Europa-Park in Rust 1975 – 2005
… in die Jahre gekommen – Europa-Park

... in die Jahre gekommen - Europa-Park
3 Das Luftbild aus den frühen Jahren mit dem 3600 Einwohner zählenden Rust im Hintergrund 4 Auf der »Silverstone-Piste« 5 Mit dem Abenteuerland sind die Macher des Parks dem Konzept »Europa« schon früh untreu geworden 6 »Italien« war 1982 der Auftakt zum Konzept der Architektur-Themenbereiche, die europäischen Ländern nachempfundenen sind; der Filmarchitekt und Bühnenbildner Ulrich Damrau begann dem Park ein neues Gesicht zu geben 7 Als Symbol der Technikbegeisterung steht die geodätische Kuppel in Ermangelung US-amerikanischer Präsenz im Frankreich gewidmeten Teil 8 Keine Kopie, sondern eine auf genauer Beobachtung basierende Nachahmung im Dienst der Atmosphäre: ein Schweizer Wallisstübli; links oben die Bobbahn 9 Französische Straßenszene 10 Damrau ist inzwischen über 90, die Gestaltung neuer Projekte liegt nun in anderen Händen. Den Entwurf zum Hotel Colosseo mitsamt der 1:2 Nachbildung des Kolosseums, hier kurz vor der Fertigstellung 2004, folgt nicht mehr seinem Vorsatz, keine Gebäude zu kopieren
Das Konzept des Europa-Parks in Rust, nördlich von Freiburg, ist nicht nur in Deutschland eines der erfolgreichsten. Neben den Attraktionen der Achter-, Rafting- oder Bobbahnen wurde hier mit viel Liebe zum Detail eine Welt aus sorgfältigen Inszenierungen verschiedener Länder geschaffen, die das Charakteristische des jeweiligen Landes konzentriert und bis vor kurzem auf Kopien verzichtet hat. Dieses Konzentrat ist die besondere Qualität des Parks, der mit Erinnerungen und Sehnsüchten spielt, sie gleichzeitig weckt und erfüllt. The Europa Park in Rust, to the north of Freiburg, belongs to the most successful leisure parks, not only in Germany. Beyond the attractions of the roller coaster, rafting and bob runs, a world has here been created, with great love of detail, of careful recreations of various countries, concentrating on their respective characteristics and, until recently, dispensing with replicas. This specialization determines the particular quality of the Park, playing on memories and yearings, simultaneously stirring and satisfying them.

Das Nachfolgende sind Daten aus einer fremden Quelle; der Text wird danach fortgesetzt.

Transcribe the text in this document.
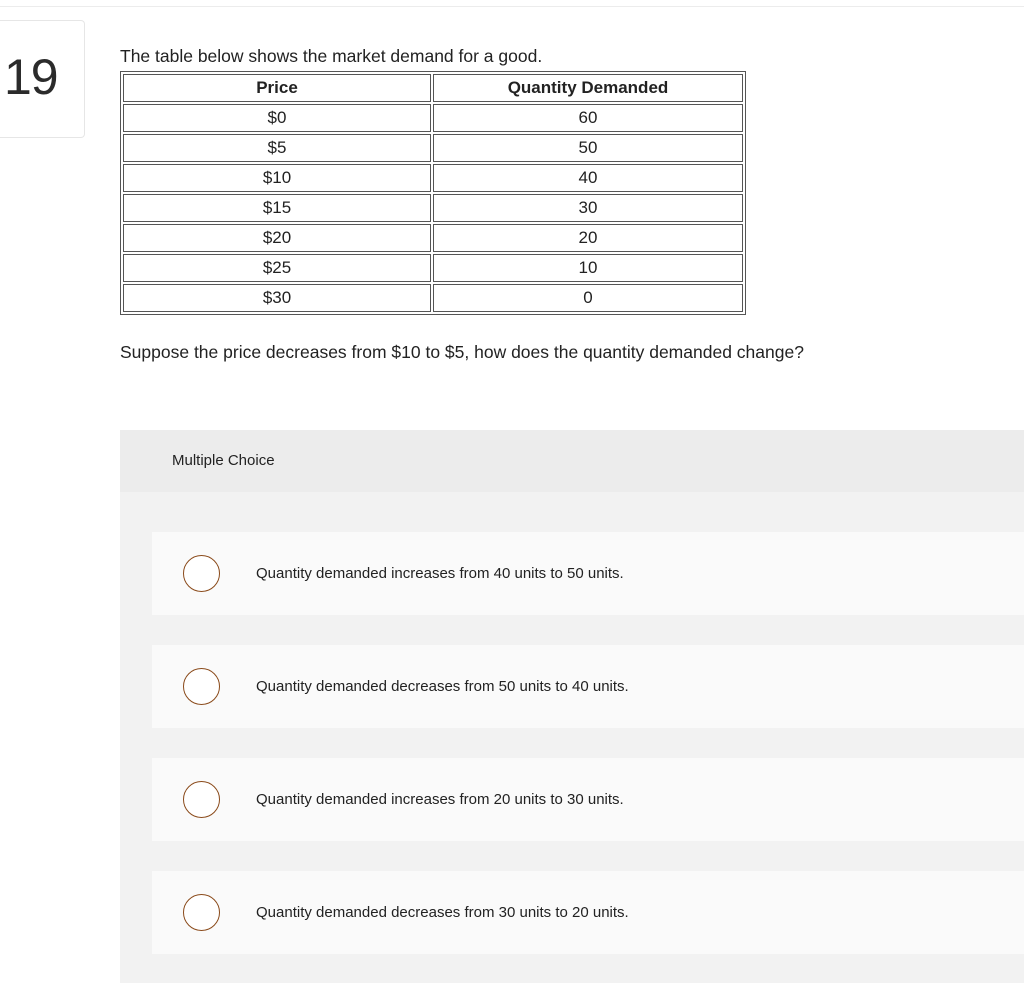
19	The table below shows the market demand for a good.
Price	Quantity Demanded
$0	60
$5	50
$10	40
$15	30
$20	20
$25	10
$30	0
Suppose the price decreases from $10 to $5, how does the quantity demanded change?
Multiple Choice
Quantity demanded increases from 40 units to 50 units.
Quantity demanded decreases from 50 units to 40 units.
Quantity demanded increases from 20 units to 30 units.
Quantity demanded decreases from 30 units to 20 units.
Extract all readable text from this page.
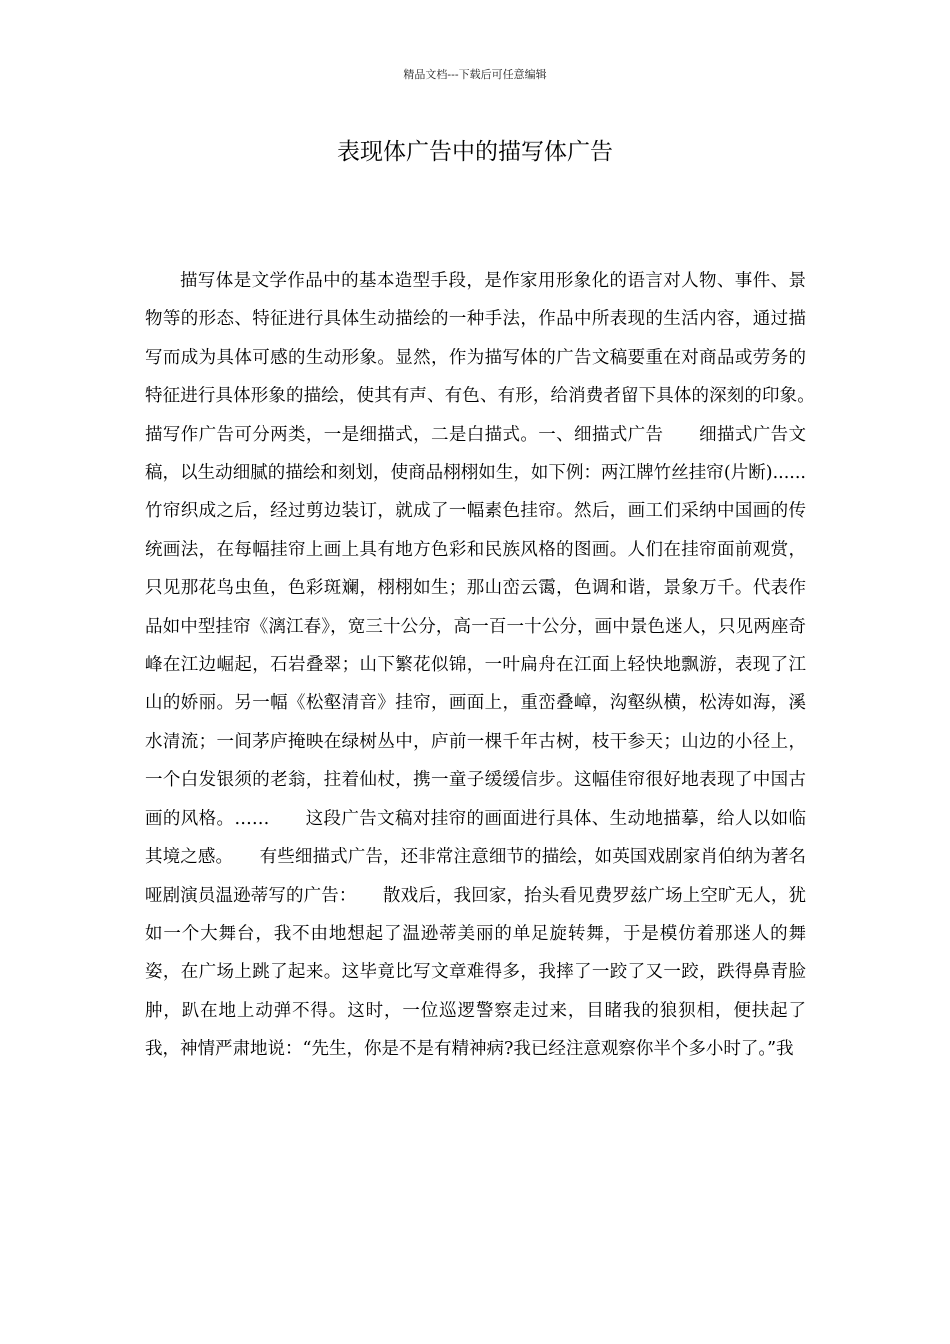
精品文档---下载后可任意编辑
表现体广告中的描写体广告

描写体是文学作品中的基本造型手段，是作家用形象化的语言对人物、事件、景物等的形态、特征进行具体生动描绘的一种手法，作品中所表现的生活内容，通过描写而成为具体可感的生动形象。显然，作为描写体的广告文稿要重在对商品或劳务的特征进行具体形象的描绘，使其有声、有色、有形，给消费者留下具体的深刻的印象。　　描写作广告可分两类，一是细描式，二是白描式。一、细描式广告　　细描式广告文稿，以生动细腻的描绘和刻划，使商品栩栩如生，如下例：两江牌竹丝挂帘(片断)......　竹帘织成之后，经过剪边装订，就成了一幅素色挂帘。然后，画工们采纳中国画的传统画法，在每幅挂帘上画上具有地方色彩和民族风格的图画。人们在挂帘面前观赏，只见那花鸟虫鱼，色彩斑斓，栩栩如生；那山峦云霭，色调和谐，景象万千。代表作品如中型挂帘《漓江春》，宽三十公分，高一百一十公分，画中景色迷人，只见两座奇峰在江边崛起，石岩叠翠；山下繁花似锦，一叶扁舟在江面上轻快地飘游，表现了江山的娇丽。另一幅《松壑清音》挂帘，画面上，重峦叠嶂，沟壑纵横，松涛如海，溪水清流；一间茅庐掩映在绿树丛中，庐前一棵千年古树，枝干参天；山边的小径上，一个白发银须的老翁，拄着仙杖，携一童子缓缓信步。这幅佳帘很好地表现了中国古画的风格。……　　这段广告文稿对挂帘的画面进行具体、生动地描摹，给人以如临其境之感。　　有些细描式广告，还非常注意细节的描绘，如英国戏剧家肖伯纳为著名哑剧演员温逊蒂写的广告：　　散戏后，我回家，抬头看见费罗兹广场上空旷无人，犹如一个大舞台，我不由地想起了温逊蒂美丽的单足旋转舞，于是模仿着那迷人的舞姿，在广场上跳了起来。这毕竟比写文章难得多，我摔了一跤了又一跤，跌得鼻青脸肿，趴在地上动弹不得。这时，一位巡逻警察走过来，目睹我的狼狈相，便扶起了我，神情严肃地说：“先生，你是不是有精神病?我已经注意观察你半个多小时了。”我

2005 feiert der Europa-Park Rust Jubiläum – dreißig Jahre ist er nun alt. Zwar ist der Park, wenn man den Umfragen, die unter www.parkscout.de zu finden sind, glauben darf, weder der älteste noch der kinderfreundlichste Freizeitpark Deutschlands, aber nach gleicher Quelle war er 2003 der beliebteste. Und darf sich außerdem »Deutschlands Branchenprimus« unter den saisonalen Freizeitparks nennen. 3,7 Millionen Besucher kamen im letzten Jahr auf das 70 Hektar große Areal auf der Gemarkung der Gemeinde Rust, die gerade mal 3600 Einwohner zählt. Auch sonst ist der Trophäenschrank mit Auszeichnungen der Tourismusbranche gut gefüllt, doch nicht nur das: Roland Mack – geschäftsführender Gesellschafter des Europa-Parks – ist auch Gesellschafter der Firma »Mack Rides«, die als eines der hundert innovativsten Unternehmen des deutschen Mittelstands ausgezeichnet wurde. Mack Rides aus Waldkirch ist Hersteller und Betreiber von Fahrgeschäften und Freizeitanlagen. 1780 gründete Paul Mack die Firma, die zunächst Fuhrwagen und Postkutschen baute, 1870 ins Schausteller- und Karussellbaugeschäft einstieg und 1975 eben den Europa-Park eröffnete. Mit dem eigenen Produkt ein Geschäft zu machen und gleichzeitig die eigenen Produkte vorführen zu können, scheint im Rückblick ein plausibler und eleganter Schachzug; Anfang der siebziger Jahre glaubten jedoch nur wenige an seinen Erfolg. Erst nach mehreren Jahren Suche landete man im Fischerdörfchen Rust. Doch auch nach der Entscheidung, im malerischen Schlosspark, der erst seither den Bürgern frei zugänglich ist, ein Schaufenster für die eigenen Produkte zu öffnen, überwog Skepsis. »Pleitegeier über Rust« hieß es in der Lokalpresse, und weil keiner als Investor und Pächter einsteigen wollte, betrieben die Macks den Park eben selbst. Mit Erfolg: 250 000 Besucher verzeichnete man schon im ersten Jahr.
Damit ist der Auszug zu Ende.